In 2014, ISCI was awarded £200,000 by the ESRC under its 'Pilot Urgency Grants Mechanism'.

=== E-Pedagogy ===

ISCI has also been awarded funding by King's College, London and the Pluto Education Trust, to build an interactive website devoted to state crime studies. It will feature multi-media case studies developed by leading experts in the field, including Dr Chris Williams on working children in South Africa, Dr Hazel Cameron on the role of Britain and France in the Rwandan genocide, Peter Low on exploitation of mineral resources in Peru, Dr Kristian Lasslett on state corporate crime in Bougainville, and Thomas MacManus on Trafigura's dumping of toxic waste in Ivory Coast.

== Events ==
=== Researching State Crime Methods Workshop ===

In April 2011, ISCI held a Research Methods Workshop at King's College, London. The workshop brought together international scholars from criminology, anthropology, international relations and sociology to explore, analyse and challenge the methodologies available to scholars of state criminality. The participants discussed the peculiar difficulties and successes of securing access to both authoritarian elites and vulnerable victims, negotiating translators, government minders, researcher uses of deception, the relationship between method and theory, and ethnographic experiences.

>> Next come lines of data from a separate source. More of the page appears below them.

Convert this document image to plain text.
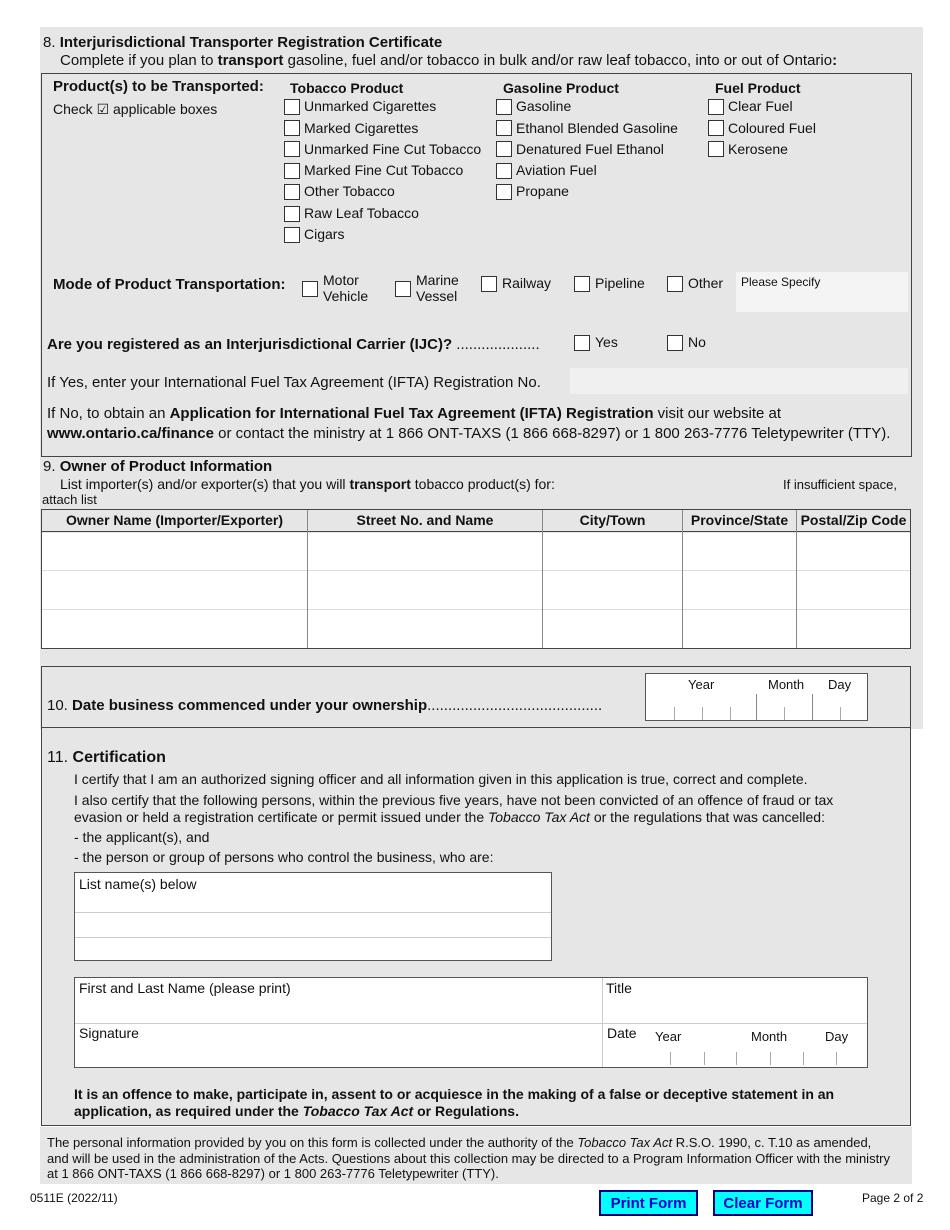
8. Interjurisdictional Transporter Registration Certificate
Complete if you plan to transport gasoline, fuel and/or tobacco in bulk and/or raw leaf tobacco, into or out of Ontario:
Product(s) to be Transported:
Check ☑ applicable boxes
Tobacco Product
Unmarked Cigarettes
Marked Cigarettes
Unmarked Fine Cut Tobacco
Marked Fine Cut Tobacco
Other Tobacco
Raw Leaf Tobacco
Cigars
Gasoline Product
Gasoline
Ethanol Blended Gasoline
Denatured Fuel Ethanol
Aviation Fuel
Propane
Fuel Product
Clear Fuel
Coloured Fuel
Kerosene
Mode of Product Transportation:	Motor
Vehicle
Marine
Vessel
Railway	Pipeline	Other Please Specify
Are you registered as an Interjurisdictional Carrier (IJC)? ....................	Yes	No
If Yes, enter your International Fuel Tax Agreement (IFTA) Registration No.
If No, to obtain an Application for International Fuel Tax Agreement (IFTA) Registration visit our website at
www.ontario.ca/finance or contact the ministry at 1 866 ONT-TAXS (1 866 668-8297) or 1 800 263-7776 Teletypewriter (TTY).
9. Owner of Product Information
List importer(s) and/or exporter(s) that you will transport tobacco product(s) for:	If insufficient space,
attach list
Owner Name (Importer/Exporter)	Street No. and Name	City/Town	Province/State Postal/Zip Code
10. Date business commenced under your ownership..........................................
Year	Month Day
11. Certification
I certify that I am an authorized signing officer and all information given in this application is true, correct and complete.
I also certify that the following persons, within the previous five years, have not been convicted of an offence of fraud or tax
evasion or held a registration certificate or permit issued under the Tobacco Tax Act or the regulations that was cancelled:
- the applicant(s), and
- the person or group of persons who control the business, who are:
List name(s) below
First and Last Name (please print)	Title
Signature	Date Year	Month	Day
It is an offence to make, participate in, assent to or acquiesce in the making of a false or deceptive statement in an
application, as required under the Tobacco Tax Act or Regulations.
The personal information provided by you on this form is collected under the authority of the Tobacco Tax Act R.S.O. 1990, c. T.10 as amended,
and will be used in the administration of the Acts. Questions about this collection may be directed to a Program Information Officer with the ministry
at 1 866 ONT-TAXS (1 866 668-8297) or 1 800 263-7776 Teletypewriter (TTY).
0511E (2022/11)	Print Form	Clear Form	Page 2 of 2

=== ISCI's launch event ===

In June 2013, The Independents Middle East correspondent, Robert Fisk launched ISCI along with Yusuf Sayman, a New York-based photographer, who also held a photography and video exhibition. Fisk's lecture was entitled ‘State of Denial: A Reporter in the Middle East’ and covered a wide range of material on the recent and distant history of the Middle East, US and British policy in the region, the role of journalism in uncovering truth and the yearning of all peoples for the justice they are denied.